事務連絡・閉会行事(16時20分~16時30分)

閉会行事

 第2回についてのお知らせをし、受講者全員で手を振ってお互いにエールを送り合い、第1回の研修を終了しました。

【第2回】(受講者28名)

日時

令和8年7月10日(金曜日)13時30分~16時30分 〈対面及びオンライン〉

開会行事・オリエンテーション(13時30分~13時40分)

 オリエンテーションでは「最新の施策動向や先駆的取組に関する新たな知識」「多様な主体と連携・協働を図りながら、学習成果を地域課題解決等につなげていく能力」「学習者の主体的な学びや地域社会への参画を促し、多様な特性に応じて学習を支援する能力」の向上を図ることが研修のねらいであることを再度確認しました。
 自己紹介では、氏名と所属の紹介に加えて、「御自身がこれまで取り組まれてきた、事業や業務のエピソード」について、意見交流しました。

​講義・演習(13時40分~16時20分)

●テーマ:「○○×人づくり・つながりづくり・地域づくり」

●講師:株式会社エールエンジン 岡野 耕兵​
​ 「社会教育士が仕掛ける多世代メディアと学びの再設計」を視点に、株式会社エールエンジン 岡野耕兵氏に講義・演習をしていただきました。生涯学習・社会教育を単なる「講座の開催」から「地域課題解決の仕組み」へ転換させる視点や、課題の性質を見極めて分野・部門などを分類する重要性を学ぶことができました。また、若者やシニアの参画による事例を通じ、技術習得に留まらない関係性づくりの大切さを理解し、地域で実践できる多世代共創プロジェクトの設計手法について考察することができました。
岡野氏① 岡野氏②

●講師:一般社団法人ひろまる多文化共生ネット 代表理事 橘 貴範
 多文化共生の視点から生涯学習・社会教育を考える」を視点に、一般社団法人ひろまる多文化共生ネット 代表理事 橘 貴範氏に講義・演習をしていただきました。外国人住民の実態や抱える課題について、「知る」「つながる」「共に学ぶ」という生涯学習・社会教育の役割から多文化共生について学びました。相互理解を基本に据え、やさしい日本語の活用や地域との協働による実践的な地域づくりの手法について理解を深めました。

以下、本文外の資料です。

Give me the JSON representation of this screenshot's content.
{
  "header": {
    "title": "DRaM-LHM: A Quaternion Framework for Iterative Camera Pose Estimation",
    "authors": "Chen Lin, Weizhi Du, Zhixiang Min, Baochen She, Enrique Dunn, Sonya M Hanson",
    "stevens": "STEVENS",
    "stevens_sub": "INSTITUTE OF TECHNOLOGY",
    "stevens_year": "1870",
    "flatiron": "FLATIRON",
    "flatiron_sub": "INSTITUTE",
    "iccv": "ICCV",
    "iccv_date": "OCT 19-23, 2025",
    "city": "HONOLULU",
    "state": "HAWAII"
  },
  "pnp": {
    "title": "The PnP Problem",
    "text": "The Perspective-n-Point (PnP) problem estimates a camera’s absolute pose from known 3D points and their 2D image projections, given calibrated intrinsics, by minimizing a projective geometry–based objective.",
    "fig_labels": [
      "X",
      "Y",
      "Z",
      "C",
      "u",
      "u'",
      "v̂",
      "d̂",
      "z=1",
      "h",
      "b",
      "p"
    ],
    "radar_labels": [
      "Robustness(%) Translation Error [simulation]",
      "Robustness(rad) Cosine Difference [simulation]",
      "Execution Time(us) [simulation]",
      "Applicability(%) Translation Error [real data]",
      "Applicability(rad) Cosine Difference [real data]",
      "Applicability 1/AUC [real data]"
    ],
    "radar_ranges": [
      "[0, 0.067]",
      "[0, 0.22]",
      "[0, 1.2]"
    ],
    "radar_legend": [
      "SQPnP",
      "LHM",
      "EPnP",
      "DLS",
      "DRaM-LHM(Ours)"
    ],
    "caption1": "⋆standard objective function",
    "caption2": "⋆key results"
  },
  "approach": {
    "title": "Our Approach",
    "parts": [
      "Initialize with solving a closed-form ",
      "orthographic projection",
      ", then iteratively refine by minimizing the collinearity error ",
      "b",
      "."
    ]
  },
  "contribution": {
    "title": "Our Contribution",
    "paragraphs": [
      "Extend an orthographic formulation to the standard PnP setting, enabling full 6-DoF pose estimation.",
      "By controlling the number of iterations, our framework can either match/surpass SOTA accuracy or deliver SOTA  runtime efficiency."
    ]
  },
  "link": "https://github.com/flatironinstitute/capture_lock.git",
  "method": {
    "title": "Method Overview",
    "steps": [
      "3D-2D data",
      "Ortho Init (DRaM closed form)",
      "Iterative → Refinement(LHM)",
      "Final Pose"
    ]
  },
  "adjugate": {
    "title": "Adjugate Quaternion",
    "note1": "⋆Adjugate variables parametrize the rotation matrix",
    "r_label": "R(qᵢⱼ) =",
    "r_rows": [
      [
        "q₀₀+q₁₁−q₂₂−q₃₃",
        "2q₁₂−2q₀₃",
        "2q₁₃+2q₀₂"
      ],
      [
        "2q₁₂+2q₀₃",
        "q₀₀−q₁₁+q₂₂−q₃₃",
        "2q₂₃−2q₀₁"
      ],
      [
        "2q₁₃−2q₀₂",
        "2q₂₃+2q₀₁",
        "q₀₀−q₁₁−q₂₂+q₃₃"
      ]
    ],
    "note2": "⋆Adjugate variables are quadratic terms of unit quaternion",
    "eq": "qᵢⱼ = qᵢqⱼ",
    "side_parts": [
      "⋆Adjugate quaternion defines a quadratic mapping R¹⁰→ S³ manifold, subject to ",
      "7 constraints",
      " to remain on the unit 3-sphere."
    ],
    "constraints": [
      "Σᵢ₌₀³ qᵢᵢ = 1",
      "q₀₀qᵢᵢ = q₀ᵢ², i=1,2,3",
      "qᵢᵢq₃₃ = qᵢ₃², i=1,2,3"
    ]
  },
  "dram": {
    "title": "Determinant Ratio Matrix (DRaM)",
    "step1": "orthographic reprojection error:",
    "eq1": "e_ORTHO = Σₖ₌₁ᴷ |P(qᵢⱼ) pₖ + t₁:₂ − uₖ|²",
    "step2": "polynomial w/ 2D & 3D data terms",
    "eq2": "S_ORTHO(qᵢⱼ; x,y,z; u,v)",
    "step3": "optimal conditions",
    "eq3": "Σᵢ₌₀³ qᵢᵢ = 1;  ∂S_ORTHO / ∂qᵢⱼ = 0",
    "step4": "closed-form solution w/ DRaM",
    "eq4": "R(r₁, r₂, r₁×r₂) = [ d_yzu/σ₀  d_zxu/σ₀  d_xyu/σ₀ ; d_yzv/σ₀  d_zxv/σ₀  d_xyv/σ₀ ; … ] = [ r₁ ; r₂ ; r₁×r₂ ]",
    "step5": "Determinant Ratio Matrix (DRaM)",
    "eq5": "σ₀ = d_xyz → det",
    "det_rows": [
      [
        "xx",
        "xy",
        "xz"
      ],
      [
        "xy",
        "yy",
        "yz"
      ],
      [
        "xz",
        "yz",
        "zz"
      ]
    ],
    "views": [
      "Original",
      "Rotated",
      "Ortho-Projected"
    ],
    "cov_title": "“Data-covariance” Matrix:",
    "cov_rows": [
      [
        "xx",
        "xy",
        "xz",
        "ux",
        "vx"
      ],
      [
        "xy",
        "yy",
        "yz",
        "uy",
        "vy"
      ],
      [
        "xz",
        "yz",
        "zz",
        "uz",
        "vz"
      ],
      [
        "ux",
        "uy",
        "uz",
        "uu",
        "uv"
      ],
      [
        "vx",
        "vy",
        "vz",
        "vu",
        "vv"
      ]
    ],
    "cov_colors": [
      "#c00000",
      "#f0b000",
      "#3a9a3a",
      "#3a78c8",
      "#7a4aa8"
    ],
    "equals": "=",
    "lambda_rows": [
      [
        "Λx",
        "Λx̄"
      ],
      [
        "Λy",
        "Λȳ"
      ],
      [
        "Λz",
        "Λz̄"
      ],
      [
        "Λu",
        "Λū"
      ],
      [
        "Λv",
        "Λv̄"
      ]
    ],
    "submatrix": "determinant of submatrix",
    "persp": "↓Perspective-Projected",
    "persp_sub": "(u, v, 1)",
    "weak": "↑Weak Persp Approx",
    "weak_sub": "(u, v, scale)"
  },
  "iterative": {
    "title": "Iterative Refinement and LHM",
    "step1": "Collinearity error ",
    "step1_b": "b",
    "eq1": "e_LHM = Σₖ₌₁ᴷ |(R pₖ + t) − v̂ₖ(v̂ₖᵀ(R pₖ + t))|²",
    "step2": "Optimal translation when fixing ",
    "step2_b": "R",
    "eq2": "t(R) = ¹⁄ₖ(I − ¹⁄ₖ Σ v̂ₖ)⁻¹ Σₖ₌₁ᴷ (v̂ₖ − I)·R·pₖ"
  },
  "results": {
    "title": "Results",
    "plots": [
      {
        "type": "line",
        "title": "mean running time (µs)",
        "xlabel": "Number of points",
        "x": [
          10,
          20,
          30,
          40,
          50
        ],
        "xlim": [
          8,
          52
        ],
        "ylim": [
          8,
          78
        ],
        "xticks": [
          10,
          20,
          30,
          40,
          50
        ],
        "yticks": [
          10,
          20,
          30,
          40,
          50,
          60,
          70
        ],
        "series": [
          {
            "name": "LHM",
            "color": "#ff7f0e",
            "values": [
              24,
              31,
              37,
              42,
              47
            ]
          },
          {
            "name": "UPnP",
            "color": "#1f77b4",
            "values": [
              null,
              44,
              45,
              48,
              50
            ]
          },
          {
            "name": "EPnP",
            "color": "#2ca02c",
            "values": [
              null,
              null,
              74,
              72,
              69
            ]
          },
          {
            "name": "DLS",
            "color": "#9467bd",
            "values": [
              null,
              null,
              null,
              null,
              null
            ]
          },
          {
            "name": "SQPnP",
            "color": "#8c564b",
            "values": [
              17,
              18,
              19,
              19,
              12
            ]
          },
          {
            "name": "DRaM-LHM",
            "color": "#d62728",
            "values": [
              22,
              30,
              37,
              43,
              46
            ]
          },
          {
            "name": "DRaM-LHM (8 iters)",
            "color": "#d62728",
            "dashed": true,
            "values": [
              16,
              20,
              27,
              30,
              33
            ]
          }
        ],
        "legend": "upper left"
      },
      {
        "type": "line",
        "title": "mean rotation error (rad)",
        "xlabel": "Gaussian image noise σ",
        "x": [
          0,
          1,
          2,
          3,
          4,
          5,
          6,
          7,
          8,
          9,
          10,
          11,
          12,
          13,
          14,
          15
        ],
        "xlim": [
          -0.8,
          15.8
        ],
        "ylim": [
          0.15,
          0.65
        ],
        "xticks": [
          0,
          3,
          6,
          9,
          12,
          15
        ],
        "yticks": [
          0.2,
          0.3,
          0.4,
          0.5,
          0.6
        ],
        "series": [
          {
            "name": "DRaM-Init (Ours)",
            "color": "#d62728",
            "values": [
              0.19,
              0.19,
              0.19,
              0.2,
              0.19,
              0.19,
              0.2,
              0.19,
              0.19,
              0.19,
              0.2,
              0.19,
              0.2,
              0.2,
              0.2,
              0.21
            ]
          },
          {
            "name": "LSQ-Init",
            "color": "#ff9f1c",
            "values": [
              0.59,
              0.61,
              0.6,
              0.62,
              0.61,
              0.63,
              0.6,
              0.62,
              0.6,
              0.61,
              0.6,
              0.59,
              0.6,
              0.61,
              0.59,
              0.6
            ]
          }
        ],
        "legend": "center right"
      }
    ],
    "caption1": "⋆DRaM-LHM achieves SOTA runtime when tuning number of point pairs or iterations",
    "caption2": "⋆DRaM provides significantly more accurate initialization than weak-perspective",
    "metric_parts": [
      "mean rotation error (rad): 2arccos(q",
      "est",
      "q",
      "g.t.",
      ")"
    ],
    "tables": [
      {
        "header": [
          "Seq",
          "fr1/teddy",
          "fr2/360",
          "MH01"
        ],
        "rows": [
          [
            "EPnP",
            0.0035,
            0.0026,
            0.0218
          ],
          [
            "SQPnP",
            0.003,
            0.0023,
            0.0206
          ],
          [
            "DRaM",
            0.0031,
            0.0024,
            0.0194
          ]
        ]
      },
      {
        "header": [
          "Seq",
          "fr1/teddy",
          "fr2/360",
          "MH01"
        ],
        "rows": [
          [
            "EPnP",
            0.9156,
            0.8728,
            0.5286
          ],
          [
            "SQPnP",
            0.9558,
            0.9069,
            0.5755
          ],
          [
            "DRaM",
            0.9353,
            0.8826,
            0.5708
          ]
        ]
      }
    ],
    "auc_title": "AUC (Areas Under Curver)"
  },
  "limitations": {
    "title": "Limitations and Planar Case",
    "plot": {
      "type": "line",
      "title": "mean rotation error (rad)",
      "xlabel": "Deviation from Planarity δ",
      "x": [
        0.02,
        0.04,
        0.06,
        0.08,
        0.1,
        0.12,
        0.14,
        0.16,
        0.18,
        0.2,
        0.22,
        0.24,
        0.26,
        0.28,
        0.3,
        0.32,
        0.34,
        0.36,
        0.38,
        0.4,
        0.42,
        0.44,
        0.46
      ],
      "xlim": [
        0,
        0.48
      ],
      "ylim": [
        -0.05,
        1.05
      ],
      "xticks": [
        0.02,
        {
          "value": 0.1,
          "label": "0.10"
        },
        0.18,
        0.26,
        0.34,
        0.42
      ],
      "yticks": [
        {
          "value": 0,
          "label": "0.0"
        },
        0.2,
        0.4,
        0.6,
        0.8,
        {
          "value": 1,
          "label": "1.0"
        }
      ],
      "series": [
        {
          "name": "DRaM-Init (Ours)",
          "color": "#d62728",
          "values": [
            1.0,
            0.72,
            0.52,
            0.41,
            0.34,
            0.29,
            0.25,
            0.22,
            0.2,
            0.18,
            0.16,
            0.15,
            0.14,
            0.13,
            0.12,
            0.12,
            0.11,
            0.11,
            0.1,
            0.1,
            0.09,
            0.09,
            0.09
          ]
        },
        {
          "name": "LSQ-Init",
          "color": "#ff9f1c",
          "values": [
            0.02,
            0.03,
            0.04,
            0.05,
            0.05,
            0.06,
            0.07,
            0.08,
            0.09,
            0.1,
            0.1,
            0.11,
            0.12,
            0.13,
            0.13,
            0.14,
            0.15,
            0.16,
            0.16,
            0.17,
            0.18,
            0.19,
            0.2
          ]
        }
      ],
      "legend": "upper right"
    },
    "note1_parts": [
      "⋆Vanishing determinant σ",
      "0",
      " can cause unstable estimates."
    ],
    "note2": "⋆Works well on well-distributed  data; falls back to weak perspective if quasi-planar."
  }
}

​​
  橘氏2 橘氏

●講師:広島県立生涯学習センター 社会教育主事 井口 誠文 
 
KPT法(Keep、Problem、Try)を用いた思考フレームワークを用いて研修の振り返りを行いました。これまでの学びや自分の中で生じた変化、新たな気づきを整理し、勤務先に戻ってから取り組んでみたい具体的なアクションや課題について交流を図りました。今回の経験を活かし、それぞれの立場で主体的な実践へつながるきっかけとなりました。

振り返り②

事務連絡、閉会行事(16時20分~16時30分)​

 最後
 本研修の受講証明として発行するオープンバッジの受領方法やアンケート等の事務連絡を行いました。最後は、第1回と同様、受講者全員で手を振ってお互いにエールを送りながら研修を終了しました。